Вдруг припомнилось нечто другое, особое, в свете чего мое замечание о враждующих армиях зазвучало притворством, а его хмычок — истинным положением дел. «Ты что-то очень медленно уезжаешь, — сказал он мне как-то пять лет назад, зазвав на чашку жасминного чая, — ты бы лучше побыстрее отсюда уезжал, а то ведь всякое ненароком может случиться, и потом, знаешь, будь поосторожнее за рулем…» Я, помнится, тогда похолодел и не собственно от угрозы, а от неожиданной трансформации привычного мира; произошло нечто сродни тому, что испытываешь, когда открываешь дверь на повизгивание собаки, а вместо нее на пороге козел в кавалерийской шинели, прямо с пьедестала. Вдруг вспомнилось то, что говорили про ИгрекОвича так называемые злые языки, завистники его международных успехов. Неужто правда, неужто порученец «учреждения»? Тогда же стал старательно дурную догадку отгонять: а все-таки, быть может, не угрозу передавал, а свою собственную тревогу выражал, может, где-то что-то услышал, мало ли, где он бывает, и вот озаботился судьбой бывшего дружка, оттепельного лицеиста?

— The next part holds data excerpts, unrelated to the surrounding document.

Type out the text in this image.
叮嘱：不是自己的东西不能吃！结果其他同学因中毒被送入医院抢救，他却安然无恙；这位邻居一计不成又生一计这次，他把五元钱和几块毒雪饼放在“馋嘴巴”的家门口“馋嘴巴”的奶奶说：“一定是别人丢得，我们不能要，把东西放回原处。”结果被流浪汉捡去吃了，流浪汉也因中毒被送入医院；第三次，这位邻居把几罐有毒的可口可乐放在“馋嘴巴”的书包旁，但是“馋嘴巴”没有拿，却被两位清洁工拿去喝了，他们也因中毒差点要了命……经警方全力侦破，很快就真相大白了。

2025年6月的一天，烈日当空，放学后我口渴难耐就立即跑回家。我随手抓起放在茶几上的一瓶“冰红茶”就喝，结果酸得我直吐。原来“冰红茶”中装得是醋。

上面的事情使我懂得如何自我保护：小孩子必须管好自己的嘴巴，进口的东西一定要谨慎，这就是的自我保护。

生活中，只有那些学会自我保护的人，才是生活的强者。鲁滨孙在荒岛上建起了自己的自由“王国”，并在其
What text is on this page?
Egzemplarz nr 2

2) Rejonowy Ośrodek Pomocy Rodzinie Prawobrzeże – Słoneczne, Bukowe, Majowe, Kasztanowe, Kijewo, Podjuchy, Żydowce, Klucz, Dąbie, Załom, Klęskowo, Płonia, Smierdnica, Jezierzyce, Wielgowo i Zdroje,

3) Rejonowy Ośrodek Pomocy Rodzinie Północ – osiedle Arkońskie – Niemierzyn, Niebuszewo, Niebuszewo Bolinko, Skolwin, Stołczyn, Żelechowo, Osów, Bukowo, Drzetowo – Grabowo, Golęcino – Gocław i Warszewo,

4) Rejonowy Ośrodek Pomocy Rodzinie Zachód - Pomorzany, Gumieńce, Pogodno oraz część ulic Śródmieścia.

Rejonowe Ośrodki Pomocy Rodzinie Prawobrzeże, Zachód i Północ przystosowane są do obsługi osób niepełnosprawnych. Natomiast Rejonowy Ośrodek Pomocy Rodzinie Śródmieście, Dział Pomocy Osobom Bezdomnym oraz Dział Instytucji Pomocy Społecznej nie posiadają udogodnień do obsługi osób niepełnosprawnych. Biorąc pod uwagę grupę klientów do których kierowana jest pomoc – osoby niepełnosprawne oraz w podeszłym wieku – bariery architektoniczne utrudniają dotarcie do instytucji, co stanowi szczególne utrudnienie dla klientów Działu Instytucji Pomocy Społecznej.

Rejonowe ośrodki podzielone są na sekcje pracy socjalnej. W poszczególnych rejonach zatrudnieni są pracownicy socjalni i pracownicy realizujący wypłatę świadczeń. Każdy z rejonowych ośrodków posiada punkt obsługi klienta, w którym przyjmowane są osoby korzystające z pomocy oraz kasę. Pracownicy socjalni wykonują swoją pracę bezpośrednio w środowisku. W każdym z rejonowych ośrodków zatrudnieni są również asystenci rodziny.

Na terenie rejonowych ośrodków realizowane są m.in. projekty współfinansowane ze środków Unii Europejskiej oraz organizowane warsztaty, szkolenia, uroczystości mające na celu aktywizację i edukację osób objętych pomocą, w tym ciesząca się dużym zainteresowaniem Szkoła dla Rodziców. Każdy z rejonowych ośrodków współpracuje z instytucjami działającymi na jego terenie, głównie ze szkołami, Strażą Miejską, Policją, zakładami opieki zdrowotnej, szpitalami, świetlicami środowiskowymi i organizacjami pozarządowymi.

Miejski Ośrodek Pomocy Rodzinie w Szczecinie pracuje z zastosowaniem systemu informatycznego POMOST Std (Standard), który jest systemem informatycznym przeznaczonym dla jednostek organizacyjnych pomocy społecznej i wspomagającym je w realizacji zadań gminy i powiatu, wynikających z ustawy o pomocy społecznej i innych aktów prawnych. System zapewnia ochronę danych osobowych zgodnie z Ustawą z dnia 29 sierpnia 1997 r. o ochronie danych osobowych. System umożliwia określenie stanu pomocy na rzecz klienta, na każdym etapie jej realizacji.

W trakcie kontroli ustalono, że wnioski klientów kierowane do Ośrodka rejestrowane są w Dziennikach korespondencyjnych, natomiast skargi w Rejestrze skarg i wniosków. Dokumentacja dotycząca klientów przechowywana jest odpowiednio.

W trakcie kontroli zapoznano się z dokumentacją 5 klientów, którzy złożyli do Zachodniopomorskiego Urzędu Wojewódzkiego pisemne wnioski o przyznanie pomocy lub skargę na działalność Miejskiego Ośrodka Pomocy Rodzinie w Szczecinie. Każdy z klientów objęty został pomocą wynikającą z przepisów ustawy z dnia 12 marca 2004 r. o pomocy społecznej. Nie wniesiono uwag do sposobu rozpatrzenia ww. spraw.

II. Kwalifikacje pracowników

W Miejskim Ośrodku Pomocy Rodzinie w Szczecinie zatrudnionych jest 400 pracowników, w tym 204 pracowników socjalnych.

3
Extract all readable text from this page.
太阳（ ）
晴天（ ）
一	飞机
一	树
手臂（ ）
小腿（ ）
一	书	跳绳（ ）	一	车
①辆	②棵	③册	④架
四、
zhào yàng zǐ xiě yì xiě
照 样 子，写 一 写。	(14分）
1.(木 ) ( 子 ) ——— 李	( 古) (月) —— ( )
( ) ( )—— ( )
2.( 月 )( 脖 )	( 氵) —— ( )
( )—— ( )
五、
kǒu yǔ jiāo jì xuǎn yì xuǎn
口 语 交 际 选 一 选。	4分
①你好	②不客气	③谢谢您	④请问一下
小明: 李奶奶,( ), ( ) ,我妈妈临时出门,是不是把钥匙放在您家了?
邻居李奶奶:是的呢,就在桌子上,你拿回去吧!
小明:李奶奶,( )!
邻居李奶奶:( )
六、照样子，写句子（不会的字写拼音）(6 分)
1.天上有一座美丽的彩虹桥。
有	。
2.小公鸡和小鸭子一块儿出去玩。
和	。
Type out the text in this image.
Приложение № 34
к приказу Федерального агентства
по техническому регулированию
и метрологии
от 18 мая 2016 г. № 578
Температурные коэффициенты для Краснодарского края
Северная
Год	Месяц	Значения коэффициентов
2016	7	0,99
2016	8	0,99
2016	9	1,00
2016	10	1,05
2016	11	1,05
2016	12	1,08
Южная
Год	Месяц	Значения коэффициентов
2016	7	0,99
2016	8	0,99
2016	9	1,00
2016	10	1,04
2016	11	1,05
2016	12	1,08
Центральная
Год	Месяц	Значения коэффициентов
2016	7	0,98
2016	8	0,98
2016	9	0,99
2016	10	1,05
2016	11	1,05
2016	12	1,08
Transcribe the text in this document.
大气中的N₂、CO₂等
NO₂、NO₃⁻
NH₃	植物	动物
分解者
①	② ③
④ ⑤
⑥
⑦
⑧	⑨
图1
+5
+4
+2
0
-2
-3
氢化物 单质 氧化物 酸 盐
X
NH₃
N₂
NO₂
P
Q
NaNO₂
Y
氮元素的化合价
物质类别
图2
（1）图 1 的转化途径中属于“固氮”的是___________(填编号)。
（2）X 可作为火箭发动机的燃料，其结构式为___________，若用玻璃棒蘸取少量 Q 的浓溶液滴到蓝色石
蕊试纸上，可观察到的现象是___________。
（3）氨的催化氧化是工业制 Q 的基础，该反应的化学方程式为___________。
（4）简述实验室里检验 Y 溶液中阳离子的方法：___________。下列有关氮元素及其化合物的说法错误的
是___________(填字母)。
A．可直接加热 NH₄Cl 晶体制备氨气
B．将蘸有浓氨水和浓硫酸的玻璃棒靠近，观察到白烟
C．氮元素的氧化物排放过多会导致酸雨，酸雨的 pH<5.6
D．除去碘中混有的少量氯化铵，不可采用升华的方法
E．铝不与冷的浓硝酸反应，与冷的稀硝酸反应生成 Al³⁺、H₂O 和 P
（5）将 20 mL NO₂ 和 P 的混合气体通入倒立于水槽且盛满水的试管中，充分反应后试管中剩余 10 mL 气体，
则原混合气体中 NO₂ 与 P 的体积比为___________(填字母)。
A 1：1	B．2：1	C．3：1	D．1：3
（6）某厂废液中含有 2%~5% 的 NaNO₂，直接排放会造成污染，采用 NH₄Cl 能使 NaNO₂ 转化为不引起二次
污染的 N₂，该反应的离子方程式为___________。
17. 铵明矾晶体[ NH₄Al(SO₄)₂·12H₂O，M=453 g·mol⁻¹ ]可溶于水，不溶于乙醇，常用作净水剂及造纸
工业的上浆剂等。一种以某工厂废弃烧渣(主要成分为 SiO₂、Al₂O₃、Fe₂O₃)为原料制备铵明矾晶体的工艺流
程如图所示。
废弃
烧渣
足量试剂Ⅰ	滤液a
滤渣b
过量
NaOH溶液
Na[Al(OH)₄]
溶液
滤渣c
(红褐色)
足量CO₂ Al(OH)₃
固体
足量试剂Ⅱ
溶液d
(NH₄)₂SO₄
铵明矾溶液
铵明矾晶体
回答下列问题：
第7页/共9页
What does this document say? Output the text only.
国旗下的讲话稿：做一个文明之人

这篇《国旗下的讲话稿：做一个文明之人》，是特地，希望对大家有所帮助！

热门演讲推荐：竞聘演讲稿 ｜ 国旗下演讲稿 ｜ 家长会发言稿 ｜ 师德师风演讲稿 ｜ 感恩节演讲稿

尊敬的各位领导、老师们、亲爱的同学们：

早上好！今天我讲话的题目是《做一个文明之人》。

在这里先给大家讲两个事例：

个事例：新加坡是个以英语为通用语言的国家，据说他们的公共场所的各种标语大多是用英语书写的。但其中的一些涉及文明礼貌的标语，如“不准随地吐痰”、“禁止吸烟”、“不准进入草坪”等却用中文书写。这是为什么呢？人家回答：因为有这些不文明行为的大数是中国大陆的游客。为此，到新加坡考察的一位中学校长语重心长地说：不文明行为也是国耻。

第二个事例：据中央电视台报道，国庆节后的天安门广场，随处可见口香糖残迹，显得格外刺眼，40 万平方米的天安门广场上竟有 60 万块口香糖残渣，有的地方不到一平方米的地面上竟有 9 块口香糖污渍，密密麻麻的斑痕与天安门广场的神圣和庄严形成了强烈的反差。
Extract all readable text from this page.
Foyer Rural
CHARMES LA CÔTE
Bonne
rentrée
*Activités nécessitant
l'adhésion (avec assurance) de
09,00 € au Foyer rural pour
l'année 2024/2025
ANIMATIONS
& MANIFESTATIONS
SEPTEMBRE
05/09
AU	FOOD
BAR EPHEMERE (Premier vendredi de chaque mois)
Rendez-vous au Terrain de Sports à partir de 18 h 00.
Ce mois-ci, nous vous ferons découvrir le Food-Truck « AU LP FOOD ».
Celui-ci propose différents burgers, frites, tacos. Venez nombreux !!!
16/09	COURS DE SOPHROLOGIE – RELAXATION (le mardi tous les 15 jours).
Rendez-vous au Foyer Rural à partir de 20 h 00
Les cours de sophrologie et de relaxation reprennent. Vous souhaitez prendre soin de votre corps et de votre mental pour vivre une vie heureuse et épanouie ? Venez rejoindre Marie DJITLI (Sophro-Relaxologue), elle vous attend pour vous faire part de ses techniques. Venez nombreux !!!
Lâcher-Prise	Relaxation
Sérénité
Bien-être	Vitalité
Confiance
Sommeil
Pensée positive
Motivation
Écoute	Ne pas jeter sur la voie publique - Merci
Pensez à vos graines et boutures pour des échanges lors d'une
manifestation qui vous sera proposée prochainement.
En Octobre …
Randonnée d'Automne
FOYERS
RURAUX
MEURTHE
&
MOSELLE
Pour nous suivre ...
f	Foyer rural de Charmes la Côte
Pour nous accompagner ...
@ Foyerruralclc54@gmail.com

Паранойя ведь все советские годы была распространеннейшим насморком интеллигенции, и очень часто приходилось то по поводу одного, то по поводу другого говорить самому себе и окружающим: предпочитаю не чихать, может, так оно и есть, но лучше не верить. Иной раз в эмиграции то один американский писатель, то другой передавали: встретился в Каракасе, в Джакарте, в Гонконге с Игреком ИгрекОвичем, он говорил о тебе гадости, будто ты всех под удар подставил, бежал за границу. Гэбэшная, хорошо отработанная дезуха засовывалась иностранным писателям в невинные запазухи, и все-таки опять хотелось отвернуть от простейшего и пошлейшего варианта: «А может, ИгрекОвич и сам стал жертвой инсинуаций, поверил в дезу просто для того, чтобы себя возвысить за счет снижения других?»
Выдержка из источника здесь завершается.